Whatever man builds to symbolize his wealth and power will fall, just like the Twin Towers fell.  But the Cross towers over the wrecks of time.  The old song had it right: 

In the cross of Christ I glory

towering o’er the wrecks of time

all the light of sacred story

gathers round its head sublime. 

Barb and I love old movies.  Recently, we saw big John Wayne in The High and the Mighty.  It was made in 1954 and told the story of a stricken aircraft carrying 22 passengers, each carrying so much emotional baggage it’s a wonder the plane got off the ground!  But Duke and Robert Stack got ‘er home safely. 

The movie climaxes with the pilots searching through the darkness for the runway lights.  And then, they appear.  The lights take the form of a cross.  And the music rises.  And you just know they’re going to get home! 

I read a review of the movie this week.  The fellow was rather patronizing, saying the vision of the cross was a powerful emotional trigger, evoking salvation, Jesus and the entire revivalist movement of the early fifties.  He calls it emotional manipulation for the people of the fifties. 

 Well, I’m sure it did touch people emotionally in the fifties.  I know a couple people who were quite affected by it in 2011.  That song I quoted above was written in 1825.  The reviewer either forgets or ignores the fact the cross has always been “emotionally manipulative.”  It’s been doing that to people for 2000 years!   You know why?  Again, it’s not the cross but what it represents—the amazing love and mercy of God. 

Crucifixion was the worst possible torture.  The crucified were totally naked.  In her book, Paul Among the People, Sarah Cruden describes the horror:  “The victims died when they could no longer pull their shoulders back to keep their esophagus open and breathe. They were never reprieved. At most, they got a numbing drug or something to drink, or the leg breaking (a chop that might go straight through the shinbones) to pre­vent them from bracing themselves upward from the foot stand and surviving longer.”

The men who died, impaled upon the cross, were criminals, lost men, forsaken men.  And God became one of them. 

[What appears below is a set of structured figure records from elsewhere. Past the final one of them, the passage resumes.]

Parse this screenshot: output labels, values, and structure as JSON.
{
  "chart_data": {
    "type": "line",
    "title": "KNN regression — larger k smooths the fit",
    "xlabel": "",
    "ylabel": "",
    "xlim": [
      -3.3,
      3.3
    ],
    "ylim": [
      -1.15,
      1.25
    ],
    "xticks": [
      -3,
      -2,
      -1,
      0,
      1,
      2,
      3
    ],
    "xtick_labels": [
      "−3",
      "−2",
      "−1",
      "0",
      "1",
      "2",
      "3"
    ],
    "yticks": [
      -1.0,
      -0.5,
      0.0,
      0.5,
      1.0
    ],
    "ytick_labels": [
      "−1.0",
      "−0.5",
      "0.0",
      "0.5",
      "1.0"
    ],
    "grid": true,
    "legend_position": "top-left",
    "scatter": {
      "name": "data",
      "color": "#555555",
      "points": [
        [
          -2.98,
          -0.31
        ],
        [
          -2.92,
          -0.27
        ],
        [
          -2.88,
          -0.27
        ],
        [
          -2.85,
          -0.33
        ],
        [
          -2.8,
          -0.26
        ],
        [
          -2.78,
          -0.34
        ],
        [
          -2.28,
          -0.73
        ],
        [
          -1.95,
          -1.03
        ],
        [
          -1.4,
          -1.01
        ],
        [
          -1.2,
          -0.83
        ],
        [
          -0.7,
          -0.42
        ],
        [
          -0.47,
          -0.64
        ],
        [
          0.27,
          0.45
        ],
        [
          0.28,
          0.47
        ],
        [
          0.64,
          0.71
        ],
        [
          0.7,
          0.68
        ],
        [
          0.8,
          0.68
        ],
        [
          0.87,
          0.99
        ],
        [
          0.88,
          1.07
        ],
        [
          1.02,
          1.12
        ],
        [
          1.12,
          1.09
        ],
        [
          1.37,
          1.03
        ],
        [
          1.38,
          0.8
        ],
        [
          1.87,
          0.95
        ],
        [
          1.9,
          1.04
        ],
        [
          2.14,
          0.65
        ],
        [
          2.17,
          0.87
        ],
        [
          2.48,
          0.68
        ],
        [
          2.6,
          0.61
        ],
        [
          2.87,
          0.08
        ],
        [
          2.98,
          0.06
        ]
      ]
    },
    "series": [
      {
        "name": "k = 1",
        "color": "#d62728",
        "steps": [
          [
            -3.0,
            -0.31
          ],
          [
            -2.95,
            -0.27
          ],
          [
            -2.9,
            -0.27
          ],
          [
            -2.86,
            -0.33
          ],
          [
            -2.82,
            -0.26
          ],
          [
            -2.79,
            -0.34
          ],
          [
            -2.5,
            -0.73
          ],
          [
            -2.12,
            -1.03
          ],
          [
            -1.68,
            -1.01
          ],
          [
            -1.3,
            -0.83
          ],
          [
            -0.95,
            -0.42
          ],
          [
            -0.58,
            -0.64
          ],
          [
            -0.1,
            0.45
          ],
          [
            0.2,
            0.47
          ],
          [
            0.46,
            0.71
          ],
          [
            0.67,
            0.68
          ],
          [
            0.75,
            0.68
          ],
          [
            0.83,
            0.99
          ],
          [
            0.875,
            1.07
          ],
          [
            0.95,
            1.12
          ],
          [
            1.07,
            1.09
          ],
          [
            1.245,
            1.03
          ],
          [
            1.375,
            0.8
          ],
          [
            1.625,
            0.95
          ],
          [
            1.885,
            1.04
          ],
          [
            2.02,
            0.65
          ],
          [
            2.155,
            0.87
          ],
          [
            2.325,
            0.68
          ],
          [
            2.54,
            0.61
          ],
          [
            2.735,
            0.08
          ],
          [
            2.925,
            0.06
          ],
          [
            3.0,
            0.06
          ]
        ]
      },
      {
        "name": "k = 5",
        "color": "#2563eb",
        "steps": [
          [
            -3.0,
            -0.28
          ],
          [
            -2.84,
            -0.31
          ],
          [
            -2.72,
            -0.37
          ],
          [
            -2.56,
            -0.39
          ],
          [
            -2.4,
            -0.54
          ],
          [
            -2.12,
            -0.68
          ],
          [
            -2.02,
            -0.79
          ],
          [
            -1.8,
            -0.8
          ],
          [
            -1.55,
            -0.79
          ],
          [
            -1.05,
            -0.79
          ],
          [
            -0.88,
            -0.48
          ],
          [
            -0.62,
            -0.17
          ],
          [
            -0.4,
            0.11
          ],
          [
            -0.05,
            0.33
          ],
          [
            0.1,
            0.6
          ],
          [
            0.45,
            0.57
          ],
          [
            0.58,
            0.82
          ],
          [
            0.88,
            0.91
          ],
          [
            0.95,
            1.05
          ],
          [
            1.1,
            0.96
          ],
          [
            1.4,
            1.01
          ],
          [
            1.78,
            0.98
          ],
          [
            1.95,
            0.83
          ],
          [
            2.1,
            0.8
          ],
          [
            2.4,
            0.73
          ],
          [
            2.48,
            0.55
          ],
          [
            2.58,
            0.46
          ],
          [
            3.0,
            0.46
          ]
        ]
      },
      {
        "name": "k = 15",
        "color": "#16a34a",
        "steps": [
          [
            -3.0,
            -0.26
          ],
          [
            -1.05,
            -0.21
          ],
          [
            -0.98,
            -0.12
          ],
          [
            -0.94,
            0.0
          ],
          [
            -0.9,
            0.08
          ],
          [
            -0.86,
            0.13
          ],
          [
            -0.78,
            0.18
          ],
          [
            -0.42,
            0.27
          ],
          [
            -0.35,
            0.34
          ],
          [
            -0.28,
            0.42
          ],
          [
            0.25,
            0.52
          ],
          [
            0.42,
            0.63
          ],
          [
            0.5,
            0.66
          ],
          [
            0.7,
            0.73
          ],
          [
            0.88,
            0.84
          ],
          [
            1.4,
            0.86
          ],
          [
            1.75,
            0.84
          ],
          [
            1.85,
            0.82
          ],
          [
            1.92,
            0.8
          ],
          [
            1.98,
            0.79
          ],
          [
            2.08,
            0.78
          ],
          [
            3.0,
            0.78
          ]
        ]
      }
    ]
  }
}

So here’s a backwards torture rack used to slowly kill the scum of the earth, a primitive form of execution we wouldn’t even remember except for one man, one out of thousands so executed.  And because of that one man the cross was transformed from an obscenity into a symbol of hope.  They give out iron crosses for bravery and the Red Cross plants itself in the middle of human suffering.  Movie makers make crosses out of runway lights and dirt roads and people know what they’re looking at. 

Yes, the Cross towers o’er the wrecks of time.  It towers above America and Iraq, over Muslim and Christian and atheist.  Above all kingdoms, above all thrones, above all wonders the world is ever known, above all wisdom and all the ways of man…is the cross.  In the cross of Christ we glory.  In the cross is our hope, our salvation.  Millions have come, but there’s still room for one.  There’s room at the Cross for you.